It’s not an unfair assessment to say that one of the more controversial films of the last 25 years is Gasper Noé’s Irreversible. The 2002 film has divided audiences and critics for over two decades now. In the year of its release, Newsweek magazine alleged that the film was the most walked out-on (although its marketers’ claim that 2,400 viewers walked out at the film’s Cannes premiere is completely hyperbolic; the actual number was closer to 200).
Some viewers and critics have praised the film as high art while others have vilified it as base exploitation of the highest order. I’m here to argue for the former.
Irreversible, a film that stars then real-life husband and wife Monica Belluci and Vincent Cassel as lovers Alex and Marcus, is a film that is difficult to watch – that goes without argument. The protracted scene of Alex raped and subsequently beaten in a Parisian underpass is harrowing, unflinching, and barbaric. Furthermore, the film features a viscerally brutal scene of Alex using a fire extinguisher to beat a man to death.
However, the value of the film is not in the those two gruesome set pieces but rather in the structure that Noé employs. The film’s 13 scenes are presented in a non-linear, reverse chronological order; and in presenting the film as such, Noé forces the audience to examine three philosophical questions which elevate the film from exploitation to art.
1.) Choice and Consequence:
We are presented with the brutal finality of the stories of Marcus and Alex at the beginning of the film. Then, because we have omniscience as an audience, we spend the next hour examining the choices made and events that occur which result in the finality (the literal beginning of the story). As humans, we always think that things might have turned out differently, either positively or negatively, if only we had chosen to do something other than what we ultimately did. But would they really? Was the brutal sexual assault of Alex a senseless, random crime, or was it predestined? It’s no accident we see her reading a book that says the future is already written. Noé makes us question free will vs. predetermined destiny. Are we the true agents of change in our lives, or do our choices matter not because some unseen guiding hand has already figured out everything for us?

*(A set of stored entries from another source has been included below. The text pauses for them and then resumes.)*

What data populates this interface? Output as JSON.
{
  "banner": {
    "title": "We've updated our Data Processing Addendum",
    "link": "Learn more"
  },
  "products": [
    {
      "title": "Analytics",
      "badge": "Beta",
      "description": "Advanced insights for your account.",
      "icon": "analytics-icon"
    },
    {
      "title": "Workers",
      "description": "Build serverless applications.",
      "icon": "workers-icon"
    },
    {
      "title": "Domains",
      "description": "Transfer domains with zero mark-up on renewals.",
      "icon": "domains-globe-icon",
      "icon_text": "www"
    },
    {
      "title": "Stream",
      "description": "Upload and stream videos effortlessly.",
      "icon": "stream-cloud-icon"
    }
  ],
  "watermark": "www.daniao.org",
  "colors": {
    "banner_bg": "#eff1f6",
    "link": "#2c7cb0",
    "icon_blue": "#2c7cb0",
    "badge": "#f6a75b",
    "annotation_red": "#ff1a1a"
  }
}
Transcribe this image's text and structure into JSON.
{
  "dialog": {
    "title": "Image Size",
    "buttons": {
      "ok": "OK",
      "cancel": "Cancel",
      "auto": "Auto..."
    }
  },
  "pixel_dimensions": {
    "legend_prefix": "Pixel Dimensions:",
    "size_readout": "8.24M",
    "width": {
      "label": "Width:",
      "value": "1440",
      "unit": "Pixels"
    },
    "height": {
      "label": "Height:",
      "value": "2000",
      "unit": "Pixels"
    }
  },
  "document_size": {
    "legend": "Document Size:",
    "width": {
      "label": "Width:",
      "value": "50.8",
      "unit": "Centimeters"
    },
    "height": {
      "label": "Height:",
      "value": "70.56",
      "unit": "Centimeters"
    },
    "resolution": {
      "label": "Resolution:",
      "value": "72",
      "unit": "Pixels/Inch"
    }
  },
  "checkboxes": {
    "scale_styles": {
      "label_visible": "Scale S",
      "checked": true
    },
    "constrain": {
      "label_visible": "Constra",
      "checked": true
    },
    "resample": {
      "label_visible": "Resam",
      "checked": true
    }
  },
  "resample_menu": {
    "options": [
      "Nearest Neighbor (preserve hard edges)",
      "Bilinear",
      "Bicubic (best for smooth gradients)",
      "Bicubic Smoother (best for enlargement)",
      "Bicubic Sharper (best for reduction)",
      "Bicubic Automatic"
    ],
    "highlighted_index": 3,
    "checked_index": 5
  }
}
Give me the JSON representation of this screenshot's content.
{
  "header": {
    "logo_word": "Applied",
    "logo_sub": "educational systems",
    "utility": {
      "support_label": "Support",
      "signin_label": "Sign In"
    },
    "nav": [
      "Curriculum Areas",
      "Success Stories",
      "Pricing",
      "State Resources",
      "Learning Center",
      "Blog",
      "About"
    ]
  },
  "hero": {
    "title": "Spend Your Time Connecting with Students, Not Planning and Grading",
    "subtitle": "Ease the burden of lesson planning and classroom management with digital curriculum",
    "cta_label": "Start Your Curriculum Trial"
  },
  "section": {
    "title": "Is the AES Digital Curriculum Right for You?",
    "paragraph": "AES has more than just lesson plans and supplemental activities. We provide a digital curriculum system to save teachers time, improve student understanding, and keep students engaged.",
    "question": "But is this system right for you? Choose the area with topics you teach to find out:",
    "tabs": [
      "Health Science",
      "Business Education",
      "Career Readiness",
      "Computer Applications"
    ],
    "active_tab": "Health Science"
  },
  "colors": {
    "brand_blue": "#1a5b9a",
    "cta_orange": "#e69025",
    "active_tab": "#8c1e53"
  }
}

2.) The Conventions of Narrative:
If the film had been presented conventionally, in a true linear fashion from beginning to end, it indeed would have been a standard exploitation film where we get to know a character, view him or her endure an unspeakable act, and then watch with giddy anticipation as the hero gets their revenge. The reverse structure makes it resonate much deeper as a work of art. The audience first sees Marcus as a man beyond all limits of control, frantically searching for another to take his considerable anger out on. Why? Who is this guy? Could he be our hero? At this early point, we really don’t have enough information to know whom to root for. When we first meet Alex, we have no idea “who” she really is as a person. We then, almost immediately after meeting her, witness her brutal rape. As disturbing and violent as that act is, because we know nothing of this character, it doesn’t “hurt” as much. It’s just brutality with no underlying sympathy for the victim. It’s really not much different than the fire extinguisher victim. We don’t know him, so we just watch his destruction without any real sympathy or empathy. However, it is in the next hour when things truly get disturbing. For it is then that we get to know who the characters are and develop our sympathies toward them. We find out who Alex and Marcus really are/were, and our ties to and feelings for them coalesce. Unfortunately, we also have that terrible omniscience. We know their ultimate fates, and yet, we are powerless to do anything about it. And for that, we finally hurt.
“Time destroys everything.” The film is bookended with that saying. But are we looking forwards or backwards? The first scene depicts a disgusting man (the protagonist of Noé’s previous film I Stand Alone) drunkenly relating to his friend how he was arrested for sleeping with his daughter. The friend utters that same phrase and says there are no good deeds or bad deeds, just deeds. What does Noé mean by time destroys everything? Does it refer to the fact that life ultimately endures, no matter what. That no matter what unspeakable act we commit or that is committed upon us, we ultimately learn to heal, to rationalize, to cope, and to continue? That despite their respective tortures, Alex and Marcus will mend, both as humans and as a couple, and ultimately learn to live “happily ever after”? Or does time destroy all that is good and pure and innocent within us? That as time passes, our emptiness and despondency increase as we gradually become less alive and less human? That the Alex we meet at the end, the one who is lazily and contentedly reading a book in a park, the one who is ecstatic when she sees the results of her pregnancy test (the results of which we as an audience are not made aware of) will not survive her horrific ordeal, neither physically nor mentally? That she will end up metaphorically as the two disgusting men in the room above The Rectum? Thus, “Time destroys everything” could be interpreted as either extremely fatalistic and pessimistic or rather quite soothing and optimistic. The film allows the viewer to decide.
In the end, Irreversible is a film not easy to forget, nor is it easy to dismiss. According to the philosophy of aesthetics, great art art can be either beautiful or sublime, and in that context, “sublime” is defined as “affecting the mind with a sense of overwhelming grandeur or irresistible power; calculated to inspire awe, deep reverence, or lofty emotion.” Noé’s film is far from beautiful, but it is most definitely sublime.